Richard Twiss, who is co-founder and president of Wiconi International, a mission organization focused on working with Native peoples, will present the address "Drumming, Dancing, Chanting, and Other Christian Things" on Wednesday, Nov. 14, at 7 p.m. at Hope College in Cook Auditorium of the De Pree Art Center.
The public is invited. Admission is free.
Twiss is a member of the Rosebud Lakota/Sioux Tribe. As co-founder and president of Wiconi International, he is committed to seeing Native people worldwide emerge into a powerful place of ministry in reconciliation and healing within the Body of Christ.
He has spoken at more than a hundred churches and at colleges and universities across North America, and has been a national conference speaker for Promise Keepers in the U.S., Canada, and Mexico. He is a member of the International Reconciliation Coalition, Mission America National Committee, and appeared as a guest on the "Focus on the Family" radio program.

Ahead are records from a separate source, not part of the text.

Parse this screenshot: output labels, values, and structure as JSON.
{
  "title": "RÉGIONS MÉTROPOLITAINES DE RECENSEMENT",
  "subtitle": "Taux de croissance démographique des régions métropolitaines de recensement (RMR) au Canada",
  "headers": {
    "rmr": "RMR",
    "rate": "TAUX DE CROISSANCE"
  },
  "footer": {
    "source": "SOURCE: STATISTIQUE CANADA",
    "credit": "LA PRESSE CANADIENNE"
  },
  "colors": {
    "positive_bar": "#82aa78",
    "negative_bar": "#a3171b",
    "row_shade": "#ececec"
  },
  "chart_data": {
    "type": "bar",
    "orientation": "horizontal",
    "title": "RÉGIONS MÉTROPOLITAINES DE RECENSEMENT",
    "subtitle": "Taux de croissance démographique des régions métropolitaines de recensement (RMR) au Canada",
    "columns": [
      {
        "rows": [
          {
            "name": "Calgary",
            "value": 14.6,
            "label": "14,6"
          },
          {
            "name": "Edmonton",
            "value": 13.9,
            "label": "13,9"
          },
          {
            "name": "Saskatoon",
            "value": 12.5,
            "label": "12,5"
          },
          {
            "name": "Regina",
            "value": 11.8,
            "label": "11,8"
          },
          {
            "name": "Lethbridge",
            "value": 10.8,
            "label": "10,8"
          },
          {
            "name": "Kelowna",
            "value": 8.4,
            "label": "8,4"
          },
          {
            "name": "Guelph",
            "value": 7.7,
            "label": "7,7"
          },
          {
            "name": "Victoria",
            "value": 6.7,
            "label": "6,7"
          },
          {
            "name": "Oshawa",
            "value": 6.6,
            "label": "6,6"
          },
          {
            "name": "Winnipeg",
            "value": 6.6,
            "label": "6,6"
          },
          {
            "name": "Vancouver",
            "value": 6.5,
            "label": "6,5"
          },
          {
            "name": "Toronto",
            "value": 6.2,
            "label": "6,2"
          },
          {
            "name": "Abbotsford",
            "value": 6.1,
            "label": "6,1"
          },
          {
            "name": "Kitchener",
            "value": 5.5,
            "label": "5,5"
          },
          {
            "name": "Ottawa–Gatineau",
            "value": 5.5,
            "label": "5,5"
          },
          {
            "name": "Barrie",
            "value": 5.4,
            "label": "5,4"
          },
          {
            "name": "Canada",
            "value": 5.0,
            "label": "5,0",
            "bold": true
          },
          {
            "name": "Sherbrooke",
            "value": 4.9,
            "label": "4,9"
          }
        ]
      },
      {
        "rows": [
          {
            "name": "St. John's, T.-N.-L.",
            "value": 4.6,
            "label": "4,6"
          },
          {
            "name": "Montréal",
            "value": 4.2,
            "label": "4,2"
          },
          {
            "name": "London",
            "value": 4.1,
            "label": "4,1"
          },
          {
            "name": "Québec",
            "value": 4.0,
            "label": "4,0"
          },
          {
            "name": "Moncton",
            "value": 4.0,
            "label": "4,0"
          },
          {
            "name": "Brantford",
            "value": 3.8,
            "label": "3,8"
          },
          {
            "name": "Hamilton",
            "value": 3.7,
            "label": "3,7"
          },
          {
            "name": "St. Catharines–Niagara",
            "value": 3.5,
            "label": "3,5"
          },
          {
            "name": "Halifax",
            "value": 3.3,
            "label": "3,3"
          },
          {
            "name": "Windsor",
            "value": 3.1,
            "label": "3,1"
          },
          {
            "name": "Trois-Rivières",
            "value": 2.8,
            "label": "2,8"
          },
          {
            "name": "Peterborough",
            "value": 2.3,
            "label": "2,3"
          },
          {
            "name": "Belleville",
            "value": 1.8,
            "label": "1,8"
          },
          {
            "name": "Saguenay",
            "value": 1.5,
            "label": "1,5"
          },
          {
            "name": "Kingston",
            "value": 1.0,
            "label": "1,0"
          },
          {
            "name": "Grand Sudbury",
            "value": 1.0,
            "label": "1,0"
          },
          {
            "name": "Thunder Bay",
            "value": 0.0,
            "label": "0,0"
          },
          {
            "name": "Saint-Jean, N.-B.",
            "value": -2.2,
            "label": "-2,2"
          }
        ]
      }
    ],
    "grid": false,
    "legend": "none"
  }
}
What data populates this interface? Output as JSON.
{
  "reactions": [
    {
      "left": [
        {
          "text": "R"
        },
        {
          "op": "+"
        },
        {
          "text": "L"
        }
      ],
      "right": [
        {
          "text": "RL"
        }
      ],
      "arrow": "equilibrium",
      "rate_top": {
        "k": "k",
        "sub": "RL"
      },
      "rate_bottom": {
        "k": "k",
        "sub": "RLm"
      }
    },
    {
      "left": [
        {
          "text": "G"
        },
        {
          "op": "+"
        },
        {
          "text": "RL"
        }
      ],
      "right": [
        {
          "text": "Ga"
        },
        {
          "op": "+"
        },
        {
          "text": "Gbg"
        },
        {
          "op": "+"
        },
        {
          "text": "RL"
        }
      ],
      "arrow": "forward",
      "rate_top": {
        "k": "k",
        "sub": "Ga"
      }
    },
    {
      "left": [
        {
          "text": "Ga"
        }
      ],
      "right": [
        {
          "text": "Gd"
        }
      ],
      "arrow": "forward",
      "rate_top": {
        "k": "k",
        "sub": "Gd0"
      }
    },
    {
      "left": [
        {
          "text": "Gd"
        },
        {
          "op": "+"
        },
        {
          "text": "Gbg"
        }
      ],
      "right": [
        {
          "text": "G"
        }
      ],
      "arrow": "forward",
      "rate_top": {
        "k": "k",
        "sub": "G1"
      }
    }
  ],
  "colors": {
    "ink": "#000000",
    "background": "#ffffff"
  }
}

He was a pastor for 13 years and has worked with the International and American Bible societies to help produce scriptures for Native people. He consults with denominational and para?church leaders and dozens of local churches to raise awareness for the Native work. In addition, he is a professional consultant, conducting diversity awareness seminars in the business community. He is a North American leader of the World Christian Gathering of Indigenous People Movement.
Twiss is author of the book "One Church Many Tribes - Serving Jesus the Way God Made You" (Regal Books), which articulates a fresh biblical vision for Native people. He writes a bimonthly column titled "Smoke Signals" for "Charisma Magazine."
In 1972, he was a participant in the forced occupation of the Bureau of Indian Affairs Building, in Washington, D.C., with the American Indian Movement or "AIM."
Twiss is a doctoral student at Asbury Seminary. He currently lives in Vancouver, Wash., with his wife of 30 years, Katherine, and their four sons.
The De Pree Art Center is located at 160 E. 12th St., at Columbia Avenue and 12th Street.